And he replied bitterly to this, “That’s all you know about it! Cent per cent can starve it dead, dead! It turned the trick for me, all right.”
“Well, no funeral orations over it anyhow,” he told himself. “If it got starved, that’s a sign it deserved to starve, that it didn’t have the necessary pep to hustle around and get its food.
“All that can be annihilated must be annihilated
That the children of Jerusalem may be saved from slavery.”
But he knew that he did not really believe this clean, trenchant ruthlessness, and cursed himself out for the sniveling sentimentality which he could not kill.
Then Stephen turned over and opened his eyes. Why, there was Father up and dressed already! He scrambled hastily to his knees, “You didn’t lace your shoes, did you?” he cried roughly and threateningly. That was a service to Father which he had taken for his very own. He would have killed Henry or Helen if they had dared to do it.
“No, old man, I didn’t lace my shoes,” said Father, smiling at him, “for the very good reason that I can’t. I couldn’t get along without the services of my valet.”
Stephen looked relieved, slid out of bed, sat down on the floor and began to pull the laces up. Once he looked up at his father and smiled. He loved to do this for Father.

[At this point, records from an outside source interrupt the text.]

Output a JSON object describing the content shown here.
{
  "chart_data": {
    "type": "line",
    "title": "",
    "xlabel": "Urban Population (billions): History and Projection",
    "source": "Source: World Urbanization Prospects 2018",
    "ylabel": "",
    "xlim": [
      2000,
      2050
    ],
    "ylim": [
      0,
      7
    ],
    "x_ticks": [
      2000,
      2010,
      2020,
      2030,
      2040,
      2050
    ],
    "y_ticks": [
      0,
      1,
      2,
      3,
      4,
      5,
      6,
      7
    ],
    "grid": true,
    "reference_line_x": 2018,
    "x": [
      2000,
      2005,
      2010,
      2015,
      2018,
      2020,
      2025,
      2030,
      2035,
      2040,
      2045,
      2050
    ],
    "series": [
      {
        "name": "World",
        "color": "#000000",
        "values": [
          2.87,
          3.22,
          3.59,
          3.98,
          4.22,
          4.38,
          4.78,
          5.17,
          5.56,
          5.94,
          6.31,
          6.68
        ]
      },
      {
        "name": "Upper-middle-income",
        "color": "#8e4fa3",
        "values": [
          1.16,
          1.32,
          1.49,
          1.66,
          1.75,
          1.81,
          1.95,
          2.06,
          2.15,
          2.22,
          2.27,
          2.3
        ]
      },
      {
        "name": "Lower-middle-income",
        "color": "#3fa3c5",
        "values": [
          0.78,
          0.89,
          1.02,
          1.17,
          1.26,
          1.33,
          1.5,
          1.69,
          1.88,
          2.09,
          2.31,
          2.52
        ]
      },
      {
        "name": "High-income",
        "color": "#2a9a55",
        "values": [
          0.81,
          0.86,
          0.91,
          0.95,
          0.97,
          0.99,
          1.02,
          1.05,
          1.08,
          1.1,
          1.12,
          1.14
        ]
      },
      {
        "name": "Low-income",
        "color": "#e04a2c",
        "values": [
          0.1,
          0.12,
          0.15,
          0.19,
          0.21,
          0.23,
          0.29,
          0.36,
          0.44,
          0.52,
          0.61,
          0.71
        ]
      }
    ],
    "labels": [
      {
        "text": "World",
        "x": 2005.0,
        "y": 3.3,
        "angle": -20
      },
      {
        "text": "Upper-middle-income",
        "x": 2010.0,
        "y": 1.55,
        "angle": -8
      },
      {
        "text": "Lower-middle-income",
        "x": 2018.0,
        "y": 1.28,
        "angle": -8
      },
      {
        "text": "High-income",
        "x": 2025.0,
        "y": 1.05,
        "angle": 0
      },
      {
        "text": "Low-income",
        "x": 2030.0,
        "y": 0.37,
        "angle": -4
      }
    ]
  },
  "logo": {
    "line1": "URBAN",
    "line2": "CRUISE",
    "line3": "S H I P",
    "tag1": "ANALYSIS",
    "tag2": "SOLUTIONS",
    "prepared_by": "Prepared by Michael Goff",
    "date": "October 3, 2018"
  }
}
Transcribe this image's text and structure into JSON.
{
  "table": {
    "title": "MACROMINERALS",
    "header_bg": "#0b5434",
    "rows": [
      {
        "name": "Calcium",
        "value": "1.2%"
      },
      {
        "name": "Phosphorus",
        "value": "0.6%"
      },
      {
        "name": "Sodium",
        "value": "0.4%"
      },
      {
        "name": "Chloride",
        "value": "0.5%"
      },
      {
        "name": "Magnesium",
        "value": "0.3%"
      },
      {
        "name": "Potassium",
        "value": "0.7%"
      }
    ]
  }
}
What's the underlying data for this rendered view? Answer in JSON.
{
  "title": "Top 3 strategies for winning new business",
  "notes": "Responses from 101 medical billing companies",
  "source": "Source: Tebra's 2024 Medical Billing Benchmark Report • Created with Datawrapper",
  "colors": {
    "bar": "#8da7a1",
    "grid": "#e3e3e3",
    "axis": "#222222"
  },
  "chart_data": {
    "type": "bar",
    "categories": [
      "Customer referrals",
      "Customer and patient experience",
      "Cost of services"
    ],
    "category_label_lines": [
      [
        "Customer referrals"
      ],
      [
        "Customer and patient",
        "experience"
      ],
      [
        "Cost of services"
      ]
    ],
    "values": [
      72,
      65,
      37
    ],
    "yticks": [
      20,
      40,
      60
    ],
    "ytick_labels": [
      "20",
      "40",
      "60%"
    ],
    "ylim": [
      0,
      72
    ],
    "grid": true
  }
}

That evening was the second time in succession that Evangeline went to bed directly after supper. She said she was trying to stave off an attack of influenza with extra sleep and doses of quinine. Lester and the children did not play whist when Mother was not there, neither when she was tired and went to bed early nor when she stayed down in the store evenings, taking stock or working over newly arrived goods with Mr. and Mrs. Willing. Whist was connected with Mother, and although she often told them they need not lose the evenings when she could not be there, and would enjoy playing with dummy for a change, they never got out the cards unless she was with them.